You are viewing a plain text version of this content. The canonical link for it is here.
Posted to user@pig.apache.org by Васяйчев Сергей <va...@mail.ru> on 2010/08/06 14:29:58 UTC

UDF. Change outputSchema from Evaluate

Hello!

I created custom UDF and I need to have different outputSchema columns(in one
case - 2 chararray fields, in the other - 3 chararray fields for
output) depends on UDF input parameter(mode_1 = 'one'):
..FLATTEN(myUDF('int, char', 'one'))

I overrided
@Override
        public Schema getOutputSchema(Schema input){
        Schema schema = new Schema();
         // check mode_1 parameter 'one'- it's null because it will be set
         // in evaluate func. only
         if( mode_1!= null && mode_1.equal("one")){
             schema.add(new FieldSchema("type", DataType.CHARARRAY));
             schema.add(new FieldSchema("text", DataType.CHARARRAY));
             return schema;
           }
           // default
           schema.add(new FieldSchema("type", DataType.CHARARRAY));
           schema.add(new FieldSchema("text", DataType.CHARARRAY));
           schema.add(new FieldSchema("age", DataType.CHARARRAY));
           return schema;
         }
        }
but this function is called before
@Override
        public DataBag evaluate(Tuple input)
         {
           // get UDF mode parameter mode_1
           Object xmode = input.get(1);
           mode_1 = xmode.toString();
           ...
         }
where I can check needed parameter 'one' - so I can't change schema defined
in getOutputSchema(...) function initially.

Is it a way to change OutputSchema from evaluate(...) ?

I tried to create a constructor
 public  myUDF(String param, String mode )
  {
  }
but it was never called.

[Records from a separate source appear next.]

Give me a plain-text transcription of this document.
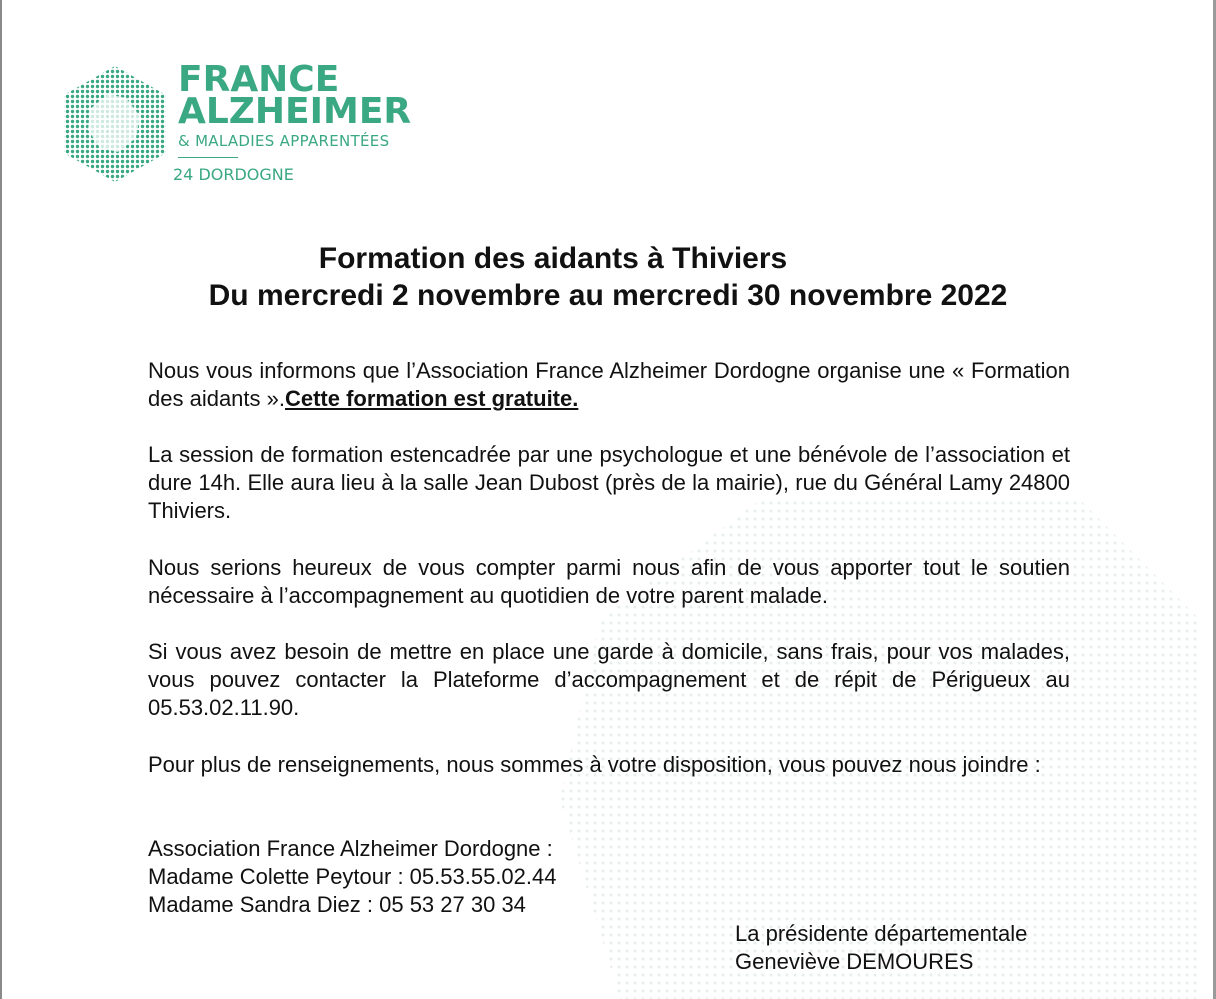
FRANCE
ALZHEIMER
& MALADIES APPARENTÉES
24 DORDOGNE
Formation des aidants à Thiviers
Du mercredi 2 novembre au mercredi 30 novembre 2022
Nous vous informons que l’Association France Alzheimer Dordogne organise une « Formation des aidants ».Cette formation est gratuite.
La session de formation estencadrée par une psychologue et une bénévole de l’association et dure 14h. Elle aura lieu à la salle Jean Dubost (près de la mairie), rue du Général Lamy 24800 Thiviers.
Nous serions heureux de vous compter parmi nous afin de vous apporter tout le soutien nécessaire à l’accompagnement au quotidien de votre parent malade.
Si vous avez besoin de mettre en place une garde à domicile, sans frais, pour vos malades, vous pouvez contacter la Plateforme d’accompagnement et de répit de Périgueux au 05.53.02.11.90.
Pour plus de renseignements, nous sommes à votre disposition, vous pouvez nous joindre :
Association France Alzheimer Dordogne :
Madame Colette Peytour : 05.53.55.02.44
Madame Sandra Diez : 05 53 27 30 34
La présidente départementale
Geneviève DEMOURES
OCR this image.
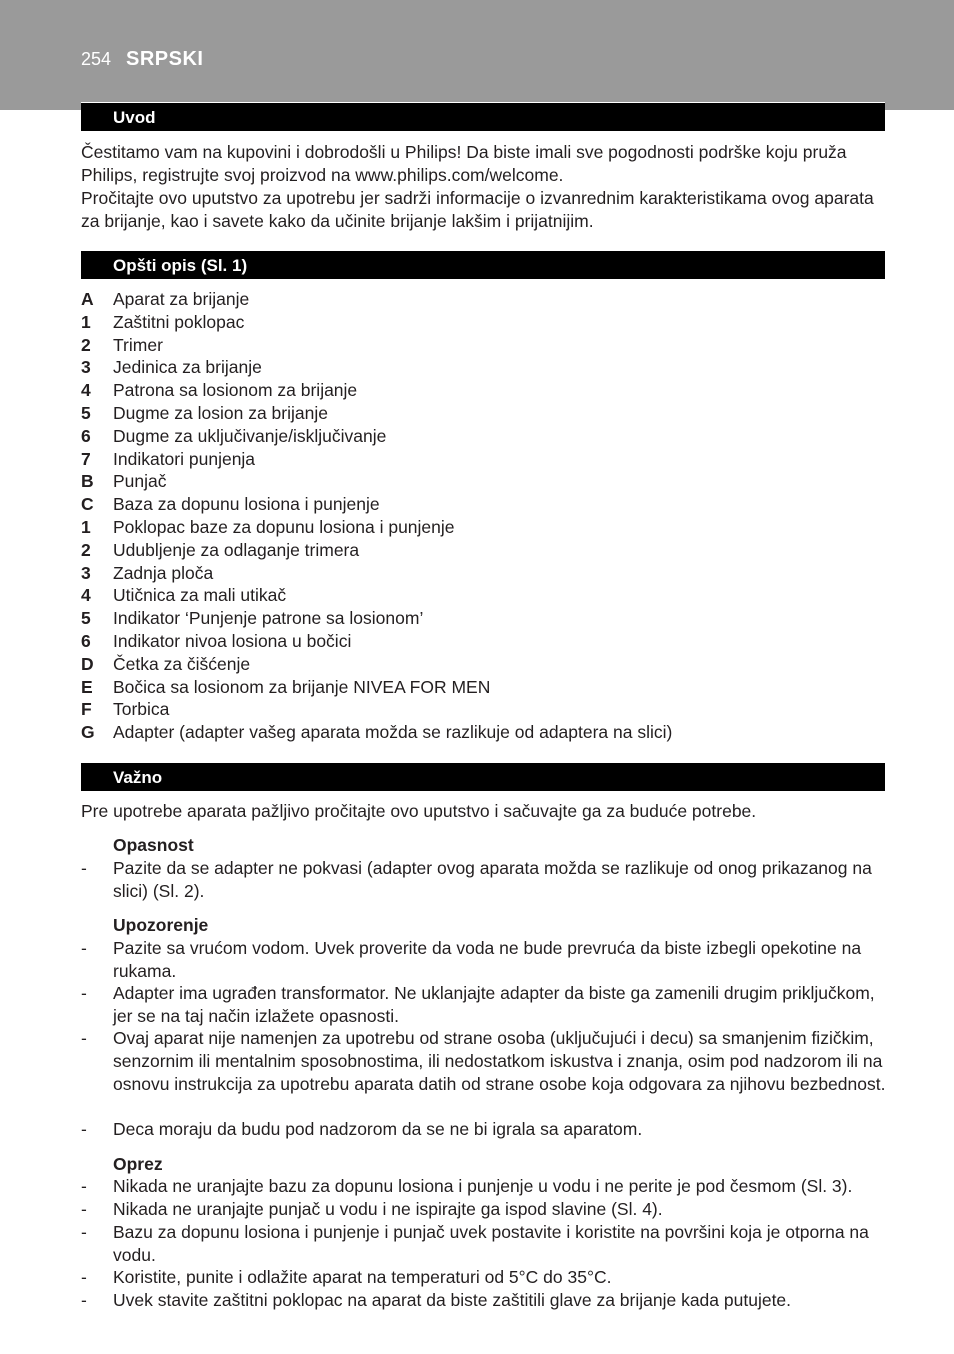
254 SRPSKI
Uvod

Čestitamo vam na kupovini i dobrodošli u Philips! Da biste imali sve pogodnosti podrške koju pruža Philips, registrujte svoj proizvod na www.philips.com/welcome.

Pročitajte ovo uputstvo za upotrebu jer sadrži informacije o izvanrednim karakteristikama ovog aparata za brijanje, kao i savete kako da učinite brijanje lakšim i prijatnijim.

Opšti opis (Sl. 1)
A	Aparat za brijanje
1	Zaštitni poklopac
2	Trimer
3	Jedinica za brijanje
4	Patrona sa losionom za brijanje
5	Dugme za losion za brijanje
6	Dugme za uključivanje/isključivanje
7	Indikatori punjenja
B	Punjač
C	Baza za dopunu losiona i punjenje
1	Poklopac baze za dopunu losiona i punjenje
2	Udubljenje za odlaganje trimera
3	Zadnja ploča
4	Utičnica za mali utikač
5	Indikator ‘Punjenje patrone sa losionom’
6	Indikator nivoa losiona u bočici
D	Četka za čišćenje
E	Bočica sa losionom za brijanje NIVEA FOR MEN
F	Torbica
G	Adapter (adapter vašeg aparata možda se razlikuje od adaptera na slici)
Važno

Pre upotrebe aparata pažljivo pročitajte ovo uputstvo i sačuvajte ga za buduće potrebe.

Opasnost
- Pazite da se adapter ne pokvasi (adapter ovog aparata možda se razlikuje od onog prikazanog na slici) (Sl. 2).
Upozorenje
- Pazite sa vrućom vodom. Uvek proverite da voda ne bude prevruća da biste izbegli opekotine na rukama.
- Adapter ima ugrađen transformator. Ne uklanjajte adapter da biste ga zamenili drugim priključkom, jer se na taj način izlažete opasnosti.
- Ovaj aparat nije namenjen za upotrebu od strane osoba (uključujući i decu) sa smanjenim fizičkim, senzornim ili mentalnim sposobnostima, ili nedostatkom iskustva i znanja, osim pod nadzorom ili na osnovu instrukcija za upotrebu aparata datih od strane osobe koja odgovara za njihovu bezbednost.
- Deca moraju da budu pod nadzorom da se ne bi igrala sa aparatom.
Oprez
- Nikada ne uranjajte bazu za dopunu losiona i punjenje u vodu i ne perite je pod česmom (Sl. 3).
- Nikada ne uranjajte punjač u vodu i ne ispirajte ga ispod slavine (Sl. 4).
- Bazu za dopunu losiona i punjenje i punjač uvek postavite i koristite na površini koja je otporna na vodu.
- Koristite, punite i odlažite aparat na temperaturi od 5°C do 35°C.
- Uvek stavite zaštitni poklopac na aparat da biste zaštitili glave za brijanje kada putujete.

Only myUDF() - constructor without parameters
was called.

Class' static variable for mode down't work also.
I use Pig 0.3.0.

-- 
Best regards,
  Serg.



Re: UDF. Change outputSchema from Evaluate

Posted by Mridul Muralidharan <mr...@yahoo-inc.com>.
If I understood your problem right, you can use define to pass 
parameters to constructor and then use that (after populating it into a 
instance field).


-- note, only String's are accepted as parameters !
define MY_UDF org.me.udfp.MyUDF('param1', 'param2');
--- This will call the constructor public MyUDF(String str1, String 
str2){...}


....
B = FOREACH A GENERATE MY_UDF($0);
....



- Mridul



On Friday 06 August 2010 05:59 PM, Васяйчев Сергей wrote:
> Hello!
>
> I created custom UDF and I need to have different outputSchema columns(in one
> case - 2 chararray fields, in the other - 3 chararray fields for
> output) depends on UDF input parameter(mode_1 = 'one'):
> ..FLATTEN(myUDF('int, char', 'one'))
>
> I overrided
> @Override
>          public Schema getOutputSchema(Schema input){
>          Schema schema = new Schema();
>           // check mode_1 parameter 'one'- it's null because it will be set
>           // in evaluate func. only
>           if( mode_1!= null&&  mode_1.equal("one")){
>               schema.add(new FieldSchema("type", DataType.CHARARRAY));
>               schema.add(new FieldSchema("text", DataType.CHARARRAY));
>               return schema;
>             }
>             // default
>             schema.add(new FieldSchema("type", DataType.CHARARRAY));
>             schema.add(new FieldSchema("text", DataType.CHARARRAY));
>             schema.add(new FieldSchema("age", DataType.CHARARRAY));
>             return schema;
>           }
>          }
> but this function is called before
> @Override
>          public DataBag evaluate(Tuple input)
>           {
>             // get UDF mode parameter mode_1
>             Object xmode = input.get(1);
>             mode_1 = xmode.toString();
>             ...
>           }
> where I can check needed parameter 'one' - so I can't change schema defined
> in getOutputSchema(...) function initially.
>
> Is it a way to change OutputSchema from evaluate(...) ?
>
> I tried to create a constructor
>   public  myUDF(String param, String mode )
>    {
>    }
> but it was never called. Only myUDF() - constructor without parameters
> was called.
>
> Class' static variable for mode down't work also.
> I use Pig 0.3.0.
>